Algo que llama la atención es la forma en la que los mexicanos encaran la muerte. Algunos consideran que se ríen, se burlan y no le temen.
Una visión simplista, según Bernardo Barranco, especialista en religiones.
“Aparentemente sí, es una careta, una máscara. Octavio Paz tenía una expresión muy interesante que decía ‘La muerte es intransferible, como la vida y la aparente indiferencia del mexicano ante la muerte, se nutre de su aparente indiferencia ante la vida’. Es decir, en el mundo mesoamericano hay una especie de solemnidad frente a la muerte. Muchas veces es más importante cómo se muere que cómo se vive porque depende del destino último que tengas en tu vida”, expresó Barranco.
El camino al Mictlán
Zarauz cuenta que las culturas autóctonas prehispánicas habían concebido distintos destinos para los muertos.
“El destino de las almas de los muertos no estaba determinado por su comportamiento moral, sino por el oficio o las actividades que desempeñaban o la forma en la que habían fallecido. Por ejemplo, los guerreros estaban destinados a uno de los cielos, al Mictlán, que era lo que se interpretó en la visión católica como el paraíso. También estaban en ese destino las mujeres que morían en un parto, porque se pensaba que desarrollaban una pelea, una guerra por la vida. En el Mictlán, se convertían en pájaros”, contó.

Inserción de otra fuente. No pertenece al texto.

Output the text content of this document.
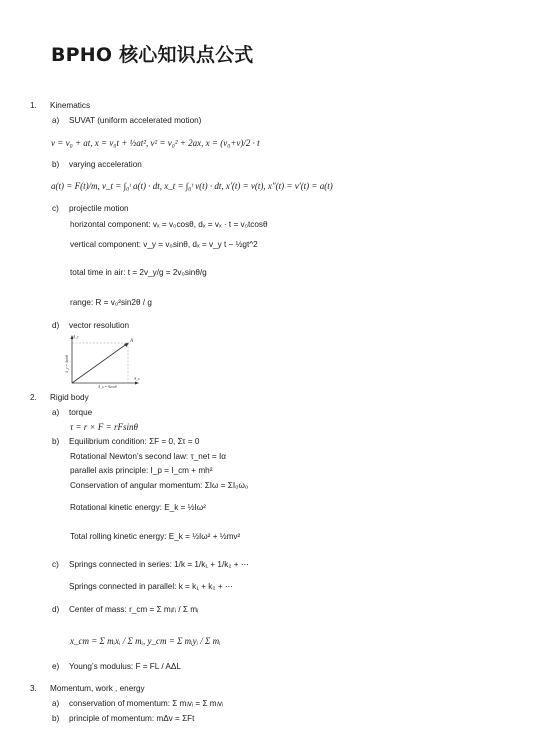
BPHO 核心知识点公式
1. Kinematics
a) SUVAT (uniform accelerated motion)
v = v₀ + at, x = v₀t + ½at², v² = v₀² + 2ax, x = (v₀+v)/2 · t
b) varying acceleration
a(t) = F(t)/m, v_t = ∫₀ᵗ a(t) · dt, x_t = ∫₀ᵗ v(t) · dt, x′(t) = v(t), x″(t) = v′(t) = a(t)
c) projectile motion
horizontal component: vₓ = v₀cosθ, dₓ = vₓ · t = v₀tcosθ
vertical component: v_y = v₀sinθ, dₓ = v_y t − ½gt^2
total time in air: t = 2v_y/g = 2v₀sinθ/g
range: R = v₀²sin2θ / g
d) vector resolution
A
A_y = Asinθ
A_x = Acosθ
A_y
A_x
2. Rigid body
a) torque
τ = r × F = rFsinθ
b) Equilibrium condition: ΣF = 0, Στ = 0
Rotational Newton’s second law: τ_net = Iα
parallel axis principle: I_p = I_cm + mh²
Conservation of angular momentum: ΣIω = ΣI₀ω₀
Rotational kinetic energy: E_k = ½Iω²
Total rolling kinetic energy: E_k = ½Iω² + ½mv²
c) Springs connected in series: 1/k = 1/k₁ + 1/k₂ + ⋯
Springs connected in parallel: k = k₁ + k₂ + ⋯
d) Center of mass: r_cm = Σ mᵢrᵢ / Σ mᵢ
x_cm = Σ mᵢxᵢ / Σ mᵢ, y_cm = Σ mᵢyᵢ / Σ mᵢ
e) Young’s modulus: F = FL / AΔL
3. Momentum, work , energy
a) conservation of momentum: Σ mᵢvᵢ = Σ mᵢvᵢ
b) principle of momentum: mΔv = ΣFt
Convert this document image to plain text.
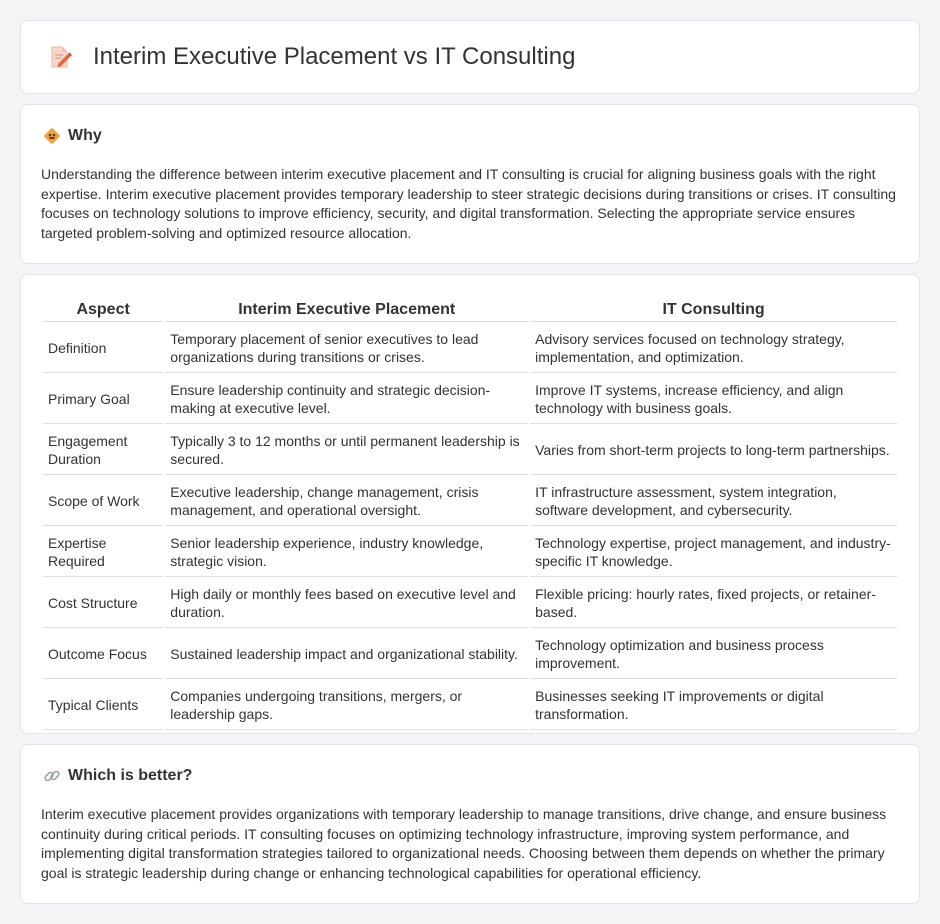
Interim Executive Placement vs IT Consulting
Why

Understanding the difference between interim executive placement and IT consulting is crucial for aligning business goals with the right expertise. Interim executive placement provides temporary leadership to steer strategic decisions during transitions or crises. IT consulting focuses on technology solutions to improve efficiency, security, and digital transformation. Selecting the appropriate service ensures targeted problem-solving and optimized resource allocation.

Aspect	Interim Executive Placement	IT Consulting
Definition	Temporary placement of senior executives to lead organizations during transitions or crises.	Advisory services focused on technology strategy, implementation, and optimization.
Primary Goal	Ensure leadership continuity and strategic decision-making at executive level.	Improve IT systems, increase efficiency, and align technology with business goals.
Engagement Duration	Typically 3 to 12 months or until permanent leadership is secured.	Varies from short-term projects to long-term partnerships.
Scope of Work	Executive leadership, change management, crisis management, and operational oversight.	IT infrastructure assessment, system integration, software development, and cybersecurity.
Expertise Required	Senior leadership experience, industry knowledge, strategic vision.	Technology expertise, project management, and industry-specific IT knowledge.
Cost Structure	High daily or monthly fees based on executive level and duration.	Flexible pricing: hourly rates, fixed projects, or retainer-based.
Outcome Focus	Sustained leadership impact and organizational stability.	Technology optimization and business process improvement.
Typical Clients	Companies undergoing transitions, mergers, or leadership gaps.	Businesses seeking IT improvements or digital transformation.
Which is better?

Interim executive placement provides organizations with temporary leadership to manage transitions, drive change, and ensure business continuity during critical periods. IT consulting focuses on optimizing technology infrastructure, improving system performance, and implementing digital transformation strategies tailored to organizational needs. Choosing between them depends on whether the primary goal is strategic leadership during change or enhancing technological capabilities for operational efficiency.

El historiador agregó que el Tlalocan era otro destino para aquellos que morían por un rayo, un trueno o ahogados, o de ciertas enfermedades asociadas a un medio acuoso, al agua, a las lluvias, porque era el espacio de Tlaloc, el dios de la lluvia y el relámpago, según la cultura mexica.
Por su parte, Barranco dice que, al final, lo que hay es un cúmulo de tradiciones y una enorme dimensión sincrética de la muerte en la que no solamente hay prácticas culturales religiosas y no religiosas.
“Los mexicanos en cierta manera hemos aprendido”, según Octavio Paz, “a fingir muy bien que no le tememos a la muerte y que seguimos orgullosos de cómo morimos”, apuntó.
Barranco añadió que la muerte, como una ofrenda en esta actitud envalentonada, se resume en la popular canción La Valentina: “si me han de matar mañana, que me maten de una vez”.